Every bill creates winners and losers. Here's who stands to gain and who bears the cost.

Who Benefits

  • Medicaid- and CHIP-enrolled students: Greater on-site availability of behavioral health and substance use disorder services increases access and reduces barriers tied to transportation and outside referrals.
  • School-based health centers and local education agencies: The enhanced federal support and workforce grants lower the near-term cost of hiring or contracting for licensed behavioral health staff and fund expansion or pilot programs.
  • Tribal and BIA schools: Explicit inclusion of BIA-operated schools as eligible entities and the expanded match can improve access in tribal communities that face provider shortages.
  • State Medicaid programs (capacity to expand covered services): States gain a fiscal lever to support more school-based service delivery without shouldering the full state share, enabling rapid program extensions where politically and operationally feasible.

Who Bears the Cost

  • Federal budget/taxpayers: Increasing the FMAP for these services expands federal outlays for Medicaid-covered behavioral health in school settings.
  • State Medicaid administrative systems and program offices: States will incur implementation costs — policy development, SPA submissions or billing guidance, systems updates, eligibility verification processes, and oversight to prevent improper claims.
  • Local school districts and SBHCs (implementation burden): Districts must coordinate billing, documentation, provider credentialing, and data reporting; smaller districts may face capacity and compliance costs even with grant support.
  • HHS/CMS: Administrative burden to design, run, and oversee the grant program, adjudicate applications, issue technical guidance, and reconcile school–health financing interactions; HHS must also collect and evaluate grantee data for statutory reporting obligations.

Key Issues

The Core Tension

The bill’s central dilemma is classic: use generous federal funding to rapidly expand access to school-based behavioral health, at the cost of higher federal spending and complex implementation questions that could shift responsibilities (and administrative burdens) between Medicaid, education systems, and local providers — a trade-off between scaling access quickly and preserving clear, sustainable funding and operational boundaries.

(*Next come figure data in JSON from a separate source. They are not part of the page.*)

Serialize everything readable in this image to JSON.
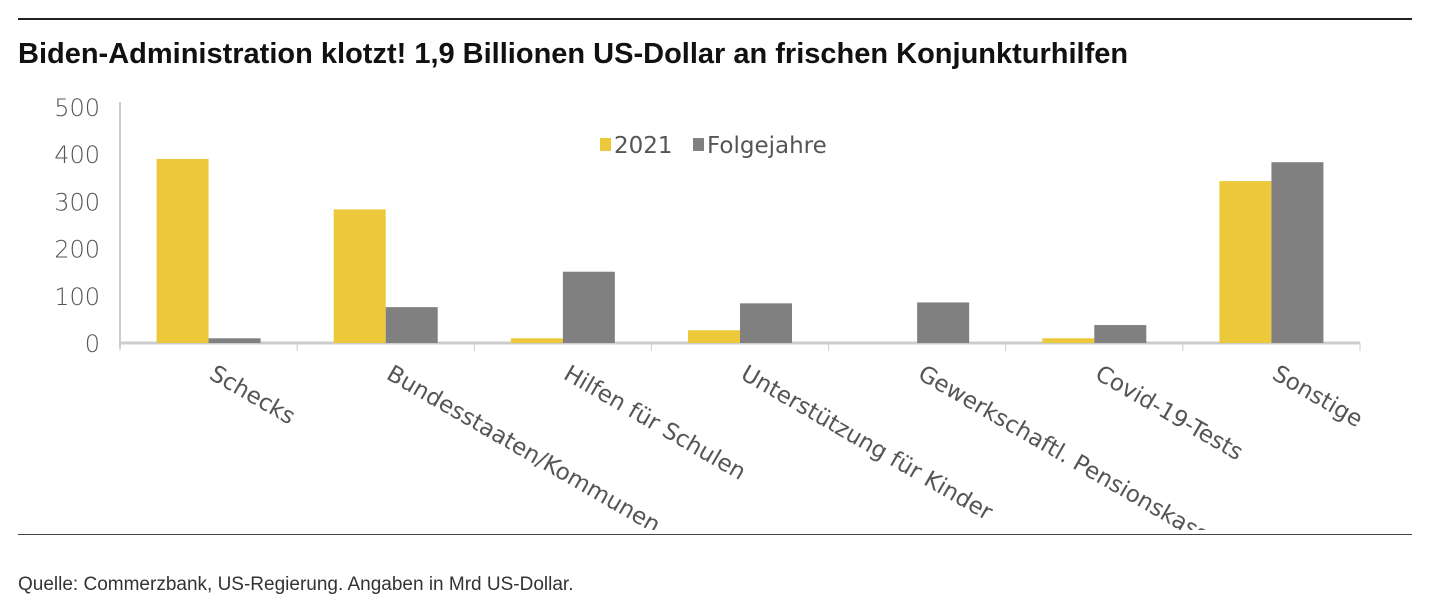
{
  "title": "Biden-Administration klotzt! 1,9 Billionen US-Dollar an frischen Konjunkturhilfen",
  "source": "Quelle: Commerzbank, US-Regierung. Angaben in Mrd US-Dollar.",
  "chart_data": {
    "type": "bar",
    "title": "Biden-Administration klotzt! 1,9 Billionen US-Dollar an frischen Konjunkturhilfen",
    "xlabel": "",
    "ylabel": "",
    "ylim": [
      0,
      500
    ],
    "yticks": [
      "0",
      "100",
      "200",
      "300",
      "400",
      "500"
    ],
    "grid": false,
    "legend_position": "top-center",
    "categories": [
      "Schecks",
      "Bundesstaaten/Kommunen",
      "Hilfen für Schulen",
      "Unterstützung für Kinder",
      "Gewerkschaftl. Pensionskassen",
      "Covid-19-Tests",
      "Sonstige"
    ],
    "series": [
      {
        "name": "2021",
        "color": "#ecc93a",
        "values": [
          390,
          283,
          10,
          27,
          0,
          10,
          343
        ]
      },
      {
        "name": "Folgejahre",
        "color": "#808080",
        "values": [
          10,
          76,
          151,
          84,
          86,
          38,
          383
        ]
      }
    ]
  }
}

The statute creates strong incentives to expand school-based Medicaid billing, but it leaves several implementation questions unresolved. It does not itself define which specific services qualify as Medicaid-covered when delivered in a school (medical necessity, scope of counseling versus classroom-based supports, telehealth across sites), so states and CMS will need to clarify the line between educational services and Medicaid medical assistance.

That uncertainty creates room for inconsistent state approaches and disputes over allowable claims. The carve-out that prevents the higher match from reducing an otherwise applicable FMAP is a technical safeguard, yet states with diverse FMAP baselines will still see very different fiscal impacts, which could skew where and how rapidly services expand.

The grant program helps with immediate staffing but is time-limited and subject to discretionary appropriations; it doesn’t alter ongoing reimbursement rates or solve long-term recruitment/retention issues. The ban on using grant funds for threat assessment teams narrows allowable uses, which may be intentional to separate clinical care from safety protocols, but it could complicate integrated behavioral health models that blend prevention, assessment, and crisis response.

Finally, excluding territorial payments under this provision from territorial caps addresses a common funding constraint for territories but raises questions about parity across jurisdictions and could increase administrative complexity for territorial Medicaid programs seeking to reconcile new payments with existing allotment frameworks.